Walzer is concerned about the "iron law of oligarchy," which he sums up thusly: "In the absence of countervailing forces, the powerful get more powerful and the rich get richer, and this is what is going on everywhere, all the time." Socialism is the countervailing force, and "socialism-in-the-making" presumes a constant vigilance against the consolidation of hierarchies and concentrations of power anywhere, including in socialist movements. As he puts it: "Repeated insurgency is the price of equality." Not all insurgencies are equal, however. He warns against mass movements and leaders like those in South America today, the kind that he claims empower only demagogic leaders like Hugo Chavez. Walzer has a healthy mistrust of leader types and self -proclaimed ideological experts. "In politics," he writes, "any claim to esoteric knowledge is dangerous....in any genuine left insurgency, intellectuals are not leaders because they have special knowledge [but] because they are persuasive and energizing, because they are models of commitment and activism."

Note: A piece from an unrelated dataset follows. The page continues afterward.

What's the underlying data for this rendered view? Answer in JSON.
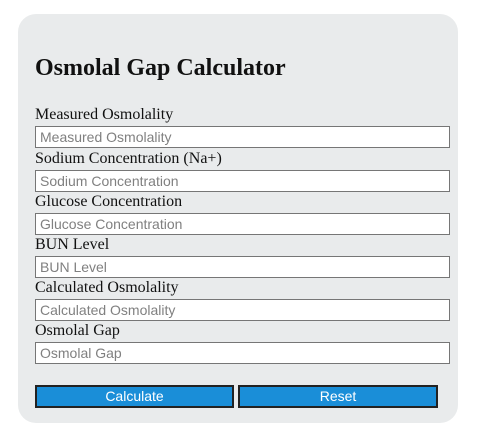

It could be argued that socialism is a process that depends on a result, and that putting the process before the result is like putting the cart before the horse. To be less proverbial about it, what exactly is the perpetual process of "socialism-in-the-making" aiming at, if it can be said to aim at anything? Maybe I'm still thinking about the wrong movement, because I'm stuck with this nagging idea that socialism has something to do with workers controlling the means of production. Isn't that the final goal? And if "the means by which we work to reach that goal" really matter more than the goal itself, then what exactly do the workers control? Walzer answers: Socialists "have come to believe in the market's capacity to coordinate economic activity, so long as it is subject to democratic control." Is democratic control the same as workers' control? The argument could be made, but it depends on what we mean exactly by "democratic control." If it means that voters control the market by electing conscientious politicians who appoint conscientious bureaucrats and regulators to oversee capitalism, then it isn't exactly a bad thing, but I'm not sure what Debs would make of it. On the evidence of that one speech, he had a moral passion about his version of "socialism in the making" that I find entirely absent in the Dissent writers. Walzer's socialism-in-the-making, the writer warns us, "is the only socialism we will ever know." And he follows that with a quote from Kafka about life being short.

Eugene V. Debs represented socialism at its peak of popularity in America. Whether the Dissent writers represent anything more than themselves is debatable. If the editors wanted to get more people interested in socialism's future, they might have tried printing more Debs.

2 comments:

Anonymous said...

"There is no other definition of socialism for us than that of the abolition of the exploitation of man by man."

Che Guevera

Anonymous said...

As long as these people continue to support the exploitation of the working class, they are not socialists.

As long as the working class allows itself to be exploited by those who consider themselves above the working class, there is no true equality.